Cerca de 176 milhões de mulheres em todo o mundo sofrem de endometriose, ou seja, aproximadamente uma em cada 10 mulheres em idade reprodutiva. Em março, mês mundial de consciencialização para a endometriose, o alerta vai para esta condição, cujo diagnóstico é habitualmente demorado e que pode levar à infertilidade.
Dor menstrual (dismenorreia), dor na relação sexual (dispareunia), dor ao evacuar (disquézia) e dor ao urinar (disúria) são os principais sintomas da endometriose, mas há outras dores associadas, como a abdominal ou torácica e cada doente apresenta sintomas e níveis muito distintos de dor.
“A endometriose tem um impacto profundo na vida das mulheres”, refere Tatiana Semenova, ginecologista e especialista em fertilidade da Clínica IVI Lisboa.
“Ao causar dores intensas, diminui a qualidade de vida, interfere com a intimidade nos relacionamentos e pode causar depressão e infertilidade. O tempo médio para o diagnóstico é de quatro a 11 anos, o que pode protelar o sonho da maternidade.”
Ainda de acordo com a especialista, muitas mulheres demoram a procurar ajuda médica porque a dor, menstrual ou a da intimidade, ainda pode ser um tabu.
Testemunho de endometriose na primeira pessoa
De acordo com médica ginecologista, a endometriose consiste na presença do tecido que reveste o útero (endométrio) fora da sua localização habitual. Os focos de endometriose encontram-se mais frequentemente nos ovários, nas trompas uterinas, nos ligamentos que sustentam o útero e no revestimento da cavidade pélvica ou abdominal.
“A queixa mais frequente é dor menstrual ou dor pélvica crónica, mas também podem existir sintomas gastrointestinais ou urinários se os implantes de endometriose invadirem outras estruturas, como o intestino grosso, a bexiga ou o reto”, explica.
A endometriose pode provocar obstrução das trompas, distorção de anatomia pélvica ou formação de quistos ováricos que, em determinadas ocasiões, necessitam de cirurgia, com a consequente perda de tecido ovárico e diminuição da reserva ovárica.

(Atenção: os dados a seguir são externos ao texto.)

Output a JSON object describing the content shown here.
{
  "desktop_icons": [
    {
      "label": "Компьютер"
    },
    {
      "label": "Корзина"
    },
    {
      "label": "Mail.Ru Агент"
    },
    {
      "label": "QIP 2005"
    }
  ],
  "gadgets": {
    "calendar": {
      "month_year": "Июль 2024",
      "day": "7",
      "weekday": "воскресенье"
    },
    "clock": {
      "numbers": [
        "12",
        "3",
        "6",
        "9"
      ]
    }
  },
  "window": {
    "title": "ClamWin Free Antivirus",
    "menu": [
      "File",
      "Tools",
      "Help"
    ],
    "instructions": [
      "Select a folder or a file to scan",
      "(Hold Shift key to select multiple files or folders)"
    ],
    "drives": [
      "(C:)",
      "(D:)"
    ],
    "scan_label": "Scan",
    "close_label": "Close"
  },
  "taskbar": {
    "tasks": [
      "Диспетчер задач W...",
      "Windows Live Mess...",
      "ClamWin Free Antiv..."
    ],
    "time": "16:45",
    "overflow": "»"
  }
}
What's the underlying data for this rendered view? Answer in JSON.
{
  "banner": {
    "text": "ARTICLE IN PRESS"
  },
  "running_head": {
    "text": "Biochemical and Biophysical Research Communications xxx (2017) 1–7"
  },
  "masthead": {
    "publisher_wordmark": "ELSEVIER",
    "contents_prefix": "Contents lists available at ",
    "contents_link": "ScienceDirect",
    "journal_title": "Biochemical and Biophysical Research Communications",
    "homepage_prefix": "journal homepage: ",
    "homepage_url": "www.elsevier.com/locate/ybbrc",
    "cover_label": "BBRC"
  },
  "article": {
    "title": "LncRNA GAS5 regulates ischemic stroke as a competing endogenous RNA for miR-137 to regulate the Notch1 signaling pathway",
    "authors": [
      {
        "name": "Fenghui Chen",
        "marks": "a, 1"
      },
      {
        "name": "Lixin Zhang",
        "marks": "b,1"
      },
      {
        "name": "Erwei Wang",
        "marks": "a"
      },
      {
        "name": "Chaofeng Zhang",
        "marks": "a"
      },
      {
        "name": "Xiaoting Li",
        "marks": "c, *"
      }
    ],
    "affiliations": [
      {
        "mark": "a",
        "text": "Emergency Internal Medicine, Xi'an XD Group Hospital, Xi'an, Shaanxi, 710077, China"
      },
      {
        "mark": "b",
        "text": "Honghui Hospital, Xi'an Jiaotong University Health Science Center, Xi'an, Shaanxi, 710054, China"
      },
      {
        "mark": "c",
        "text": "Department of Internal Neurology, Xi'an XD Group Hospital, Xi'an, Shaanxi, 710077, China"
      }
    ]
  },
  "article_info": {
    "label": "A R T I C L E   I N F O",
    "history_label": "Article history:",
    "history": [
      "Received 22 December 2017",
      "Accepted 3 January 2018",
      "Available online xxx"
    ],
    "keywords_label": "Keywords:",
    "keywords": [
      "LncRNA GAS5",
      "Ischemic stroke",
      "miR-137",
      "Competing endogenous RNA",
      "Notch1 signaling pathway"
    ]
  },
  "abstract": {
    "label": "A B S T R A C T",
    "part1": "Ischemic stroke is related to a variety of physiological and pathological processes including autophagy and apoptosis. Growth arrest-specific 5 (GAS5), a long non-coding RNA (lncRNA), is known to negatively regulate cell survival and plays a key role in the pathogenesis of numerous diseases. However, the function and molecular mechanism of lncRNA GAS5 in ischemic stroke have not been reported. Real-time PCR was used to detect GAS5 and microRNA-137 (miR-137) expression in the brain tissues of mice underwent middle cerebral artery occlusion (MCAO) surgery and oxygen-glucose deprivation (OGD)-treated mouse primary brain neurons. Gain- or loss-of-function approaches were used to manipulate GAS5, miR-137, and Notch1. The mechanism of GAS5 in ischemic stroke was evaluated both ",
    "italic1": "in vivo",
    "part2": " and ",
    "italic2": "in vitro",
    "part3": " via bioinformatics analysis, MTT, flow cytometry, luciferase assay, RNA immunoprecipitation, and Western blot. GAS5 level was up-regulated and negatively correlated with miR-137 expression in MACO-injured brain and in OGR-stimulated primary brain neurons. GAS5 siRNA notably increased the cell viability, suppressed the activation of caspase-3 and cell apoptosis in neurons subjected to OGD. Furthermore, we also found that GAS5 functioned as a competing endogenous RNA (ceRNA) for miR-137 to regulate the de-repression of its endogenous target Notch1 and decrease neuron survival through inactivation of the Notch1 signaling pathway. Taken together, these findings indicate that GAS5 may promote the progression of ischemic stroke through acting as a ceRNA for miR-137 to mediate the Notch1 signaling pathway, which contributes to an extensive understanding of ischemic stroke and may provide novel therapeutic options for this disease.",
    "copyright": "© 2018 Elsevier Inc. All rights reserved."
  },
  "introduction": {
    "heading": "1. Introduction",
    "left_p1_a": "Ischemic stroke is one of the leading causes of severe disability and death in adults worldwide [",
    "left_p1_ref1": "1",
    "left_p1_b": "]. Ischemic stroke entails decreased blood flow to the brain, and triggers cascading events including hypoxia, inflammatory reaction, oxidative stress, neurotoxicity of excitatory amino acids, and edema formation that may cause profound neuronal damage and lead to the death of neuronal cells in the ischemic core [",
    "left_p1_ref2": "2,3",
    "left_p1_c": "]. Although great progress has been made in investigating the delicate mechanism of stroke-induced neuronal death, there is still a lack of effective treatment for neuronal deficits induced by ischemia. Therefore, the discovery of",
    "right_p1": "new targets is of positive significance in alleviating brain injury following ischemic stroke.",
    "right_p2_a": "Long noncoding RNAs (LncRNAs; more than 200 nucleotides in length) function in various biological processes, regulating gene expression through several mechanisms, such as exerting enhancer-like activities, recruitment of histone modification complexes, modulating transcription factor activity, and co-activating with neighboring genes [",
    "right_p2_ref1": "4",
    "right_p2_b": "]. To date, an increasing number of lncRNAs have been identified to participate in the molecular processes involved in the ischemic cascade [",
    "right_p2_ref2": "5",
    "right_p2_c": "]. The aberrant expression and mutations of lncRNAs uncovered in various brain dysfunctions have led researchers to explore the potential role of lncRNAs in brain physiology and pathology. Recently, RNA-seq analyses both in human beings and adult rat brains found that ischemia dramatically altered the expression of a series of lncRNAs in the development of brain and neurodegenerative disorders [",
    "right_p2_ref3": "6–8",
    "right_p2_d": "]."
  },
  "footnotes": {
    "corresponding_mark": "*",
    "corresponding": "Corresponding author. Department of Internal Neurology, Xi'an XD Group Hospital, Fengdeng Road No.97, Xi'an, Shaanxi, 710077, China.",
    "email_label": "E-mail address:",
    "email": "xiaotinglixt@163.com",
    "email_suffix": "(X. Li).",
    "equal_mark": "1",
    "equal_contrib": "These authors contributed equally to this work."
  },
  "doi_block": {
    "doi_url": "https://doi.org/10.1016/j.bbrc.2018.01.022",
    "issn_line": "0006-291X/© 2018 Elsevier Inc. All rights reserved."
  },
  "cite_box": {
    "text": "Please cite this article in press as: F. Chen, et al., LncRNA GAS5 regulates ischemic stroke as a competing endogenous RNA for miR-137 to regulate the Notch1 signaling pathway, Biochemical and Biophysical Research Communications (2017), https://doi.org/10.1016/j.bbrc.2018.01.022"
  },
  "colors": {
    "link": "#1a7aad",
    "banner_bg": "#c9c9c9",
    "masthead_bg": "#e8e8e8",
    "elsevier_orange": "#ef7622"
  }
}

Sara Cardoso Fernandes, 27 anos, conhece bem esta doença silenciosa, diagnosticada em 2018, quando já estava casada e a planear ter um filho.
“Era uma jovem, sem problemas, que vivia intensamente num mundo cor-de-rosa, rodeada de pessoas maravilhosas e de momentos repletos de alegria e felicidade. Os meus sonhos envolviam um casamento cheio de amor e magia. Adivinhava-se, logicamente, um novo pensamento que consistia na materialização da maior dádiva da vida… ter um filho! Mas, 2018 ficava também marcado pela inversão deste ciclo de felicidade, com o diagnóstico de endometriose”, recorda.
Logo nesse ano foi operada duas vezes para excisão de um quisto no ovário esquerdo. No ano passado foi novamente sujeita a uma cirurgia para a excisão de um quisto no ovário direito e de nódulos profundos da endometriose na cavidade pélvica. Em 2019, recorreu a um hospital privado para engravidar. Nenhum dos três tratamentos foi bem-sucedido.
Os medos, as angústias e a tristeza aumentaram, mas Sara não perdeu a esperança apesar de a doença estar bastante avançada. “Questiono-me como foi possível que em consultas regulares ginecológicas não tivesse sido detetada esta doença.”
Mas a persistência e o apoio de familiares e amigos acabaram por devolver a Sara o sonho da maternidade.
Mitos e verdades
Mitos:
É sempre doloroso – Embora na maioria das vezes cause dor intensa, há casos em que pode ser assintomática.
Está ligada ao cancro do ovário – A endometriose é uma doença benigna. É muito raro tornar-se condição maligna.
A gravidez cura a endometriose – Pode sentir-se alívio dos sintomas durante a gravidez, já que a doença “adormece”, mas na maioria dos casos os sintomas voltam após o parto.
É uma doença rara – Esta doença afeta cerca de 10-15% da população feminina. A incidência não pode ser considerada pouco frequente.
Verdades:
Pode causar infertilidade – Quando não tratada, a endometriose pode evoluir, dificultando a gravidez. Cerca de 35% das mulheres inférteis podem ter endometriose. E das mulheres com endometriose, 40% podem sofrer de infertilidade. Daí a importância do diagnóstico precoce.
É hereditária – Não está comprovado, mas parece existir maior probabilidade de a mulher ter endometriose quando há casos na família.